It seems like we are trying to hide parts of the /proc
and /sys
because the original mount of type procfs
or sysfs
doesn’t have way of restricting that.
Explanation
Docker inspect tells us that there are Masked Paths
and Readonly Paths
.
"MaskedPaths": [
"/proc/asound",
"/proc/acpi",
"/proc/kcore",
"/proc/keys",
"/proc/latency_stats",
"/proc/timer_list",
"/proc/timer_stats",
"/proc/sched_debug",
"/proc/scsi",
"/sys/firmware",
"/sys/devices/virtual/powercap"
],
"ReadonlyPaths": [
"/proc/bus",
"/proc/fs",,
"/proc/irq",
"/proc/sys-trigger",
"/proc/sysrq-trigger"
]
This lines up with : https://github.com/moby/moby/blob/master/oci/defaults.go#L105
Linux: &specs.Linux{
MaskedPaths: []string{
"/proc/asound",
"/proc/acpi",
"/proc/kcore",
"/proc/keys",
"/proc/latency_stats",
"/proc/timer_list",
"/proc/timer_stats",
"/proc/sched_debug",
"/proc/scsi",
"/sys/firmware",
"/sys/devices/virtual/powercap",
},
ReadonlyPaths: []string{
"/proc/bus",
"/proc/fs",
"/proc/irq",
"/proc/sys",
"/proc/sysrq-trigger",
},
- So the masked paths are overridden with a
tmpfs
. That makes sense, I suppose. - The read-only paths are first remounted as a subpath, i.e., we want to make just
/proc/bus
readonly, from the orig mount/proc
. Then, it is again remounted as a readonly mount. Still not sure why two steps are needed. But sure.

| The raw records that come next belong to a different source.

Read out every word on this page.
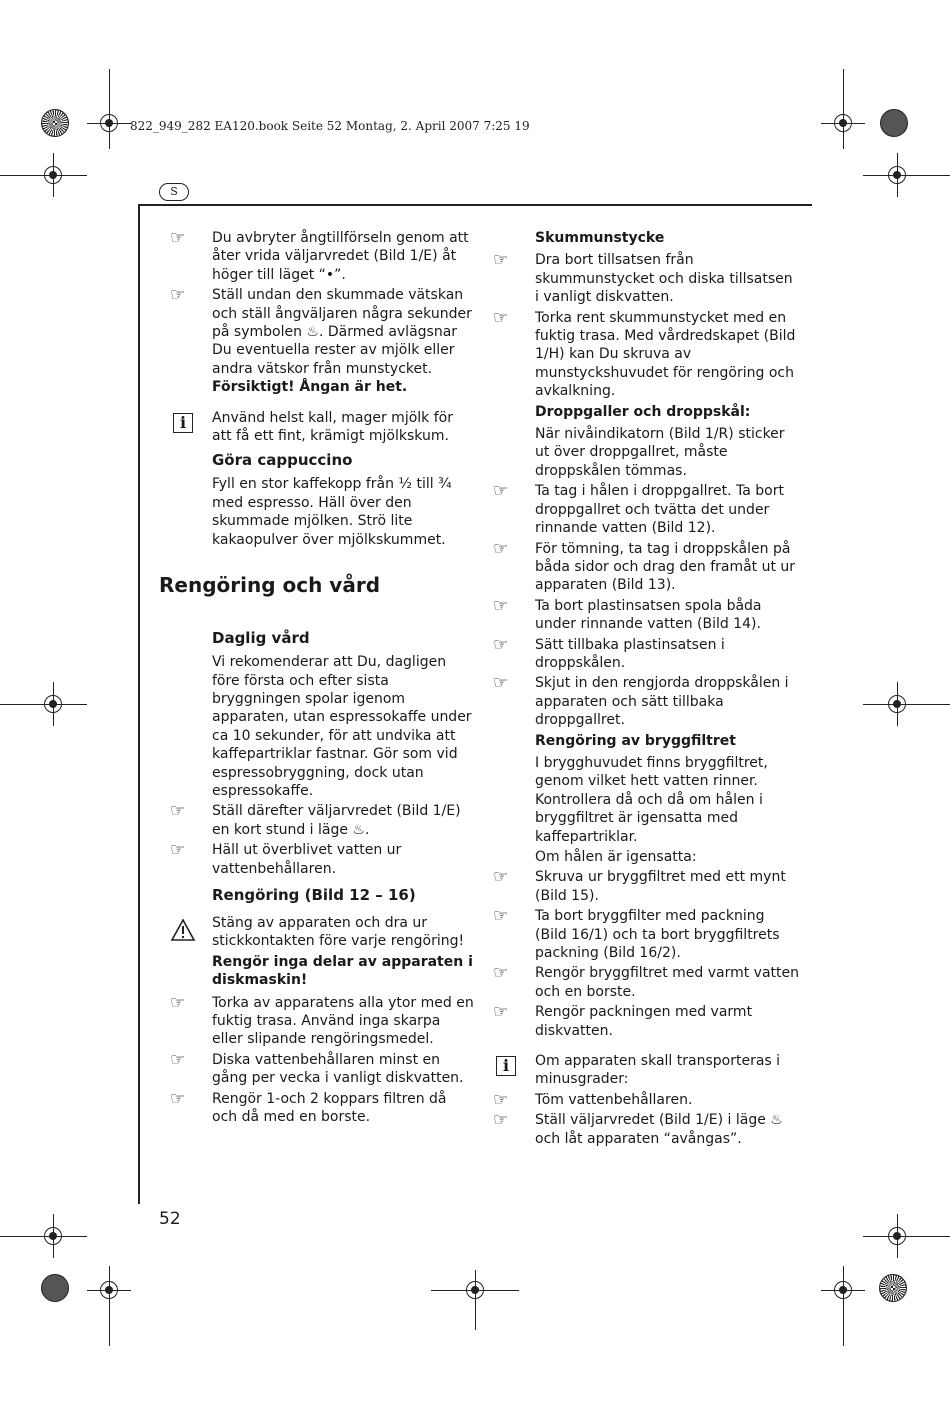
822_949_282 EA120.book Seite 52 Montag, 2. April 2007 7:25 19
S
☞	Du avbryter ångtillförseln genom att åter vrida väljarvredet (Bild 1/E) åt höger till läget “•”.
☞	Ställ undan den skummade vätskan och ställ ångväljaren några sekunder på symbolen ♨. Därmed avlägsnar Du eventuella rester av mjölk eller andra vätskor från munstycket. Försiktigt! Ångan är het.
i	Använd helst kall, mager mjölk för att få ett fint, krämigt mjölkskum.
Göra cappuccino
Fyll en stor kaffekopp från ½ till ¾ med espresso. Häll över den skummade mjölken. Strö lite kakaopulver över mjölkskummet.
Daglig vård
Vi rekomenderar att Du, dagligen före första och efter sista bryggningen spolar igenom apparaten, utan espressokaffe under ca 10 sekunder, för att undvika att kaffepartriklar fastnar. Gör som vid espressobryggning, dock utan espressokaffe.
☞	Ställ därefter väljarvredet (Bild 1/E) en kort stund i läge ♨.
☞	Häll ut överblivet vatten ur vattenbehållaren.
Rengöring (Bild 12 – 16)
Stäng av apparaten och dra ur stickkontakten före varje rengöring!
Rengör inga delar av apparaten i diskmaskin!
☞	Torka av apparatens alla ytor med en fuktig trasa. Använd inga skarpa eller slipande rengöringsmedel.
☞	Diska vattenbehållaren minst en gång per vecka i vanligt diskvatten.
☞	Rengör 1-och 2 koppars filtren då och då med en borste.
Rengöring och vård
Skummunstycke
☞	Dra bort tillsatsen från skummunstycket och diska tillsatsen i vanligt diskvatten.
☞	Torka rent skummunstycket med en fuktig trasa. Med vårdredskapet (Bild 1/H) kan Du skruva av munstyckshuvudet för rengöring och avkalkning.
Droppgaller och droppskål:
När nivåindikatorn (Bild 1/R) sticker ut över droppgallret, måste droppskålen tömmas.
☞	Ta tag i hålen i droppgallret. Ta bort droppgallret och tvätta det under rinnande vatten (Bild 12).
☞	För tömning, ta tag i droppskålen på båda sidor och drag den framåt ut ur apparaten (Bild 13).
☞	Ta bort plastinsatsen spola båda under rinnande vatten (Bild 14).
☞	Sätt tillbaka plastinsatsen i droppskålen.
☞	Skjut in den rengjorda droppskålen i apparaten och sätt tillbaka droppgallret.
Rengöring av bryggfiltret
I brygghuvudet finns bryggfiltret, genom vilket hett vatten rinner. Kontrollera då och då om hålen i bryggfiltret är igensatta med kaffepartriklar.
Om hålen är igensatta:
☞	Skruva ur bryggfiltret med ett mynt (Bild 15).
☞	Ta bort bryggfilter med packning (Bild 16/1) och ta bort bryggfiltrets packning (Bild 16/2).
☞	Rengör bryggfiltret med varmt vatten och en borste.
☞	Rengör packningen med varmt diskvatten.
i	Om apparaten skall transporteras i minusgrader:
☞	Töm vattenbehållaren.
☞	Ställ väljarvredet (Bild 1/E) i läge ♨ och låt apparaten “avångas”.
52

[pid 407998] mount("/proc/bus", "/proc/bus", 0xc0001d724a, MS_BIND|MS_REC, NULL) = 0
[pid 407998] mount("/proc/bus", "/proc/bus", 0xc0001d726a, MS_RDONLY|MS_NOSUID|MS_NODEV|MS_NOEXEC|MS_REMOUNT|MS_BIND, NULL) = 0
When running a --privileged
container, there is no need to hide parts of the /proc
of /sys
from the host,
and hence we do not see these masked and readonly paths.
Both procfs
and sysfs
are interfaces to the kernel, and they expose both read-only, write, and config options.
However, the way to mount these has no way to specifing not mounting sub-parts, hence we do this extra steps.
Taking a step back
So far, I have come across the following kernel interfaces:
syscall
: Good old-fashioned way to ask the kernel to do something.procfs
andsysfs
: Read, or write kernel data structures.ioctl
: The proverbial kitchen sink.
And the following ways to restrict them:
user permission
: Enough has been said on this.Linux Capability
: A way to group syscalls and then enable/disable each group individually.seccomp
: A way to do more fine-grained control of which syscalls are allowed, that can further tuned by BPF filters.Hiding parts of /proc and /sys
: This is what we covered in this post.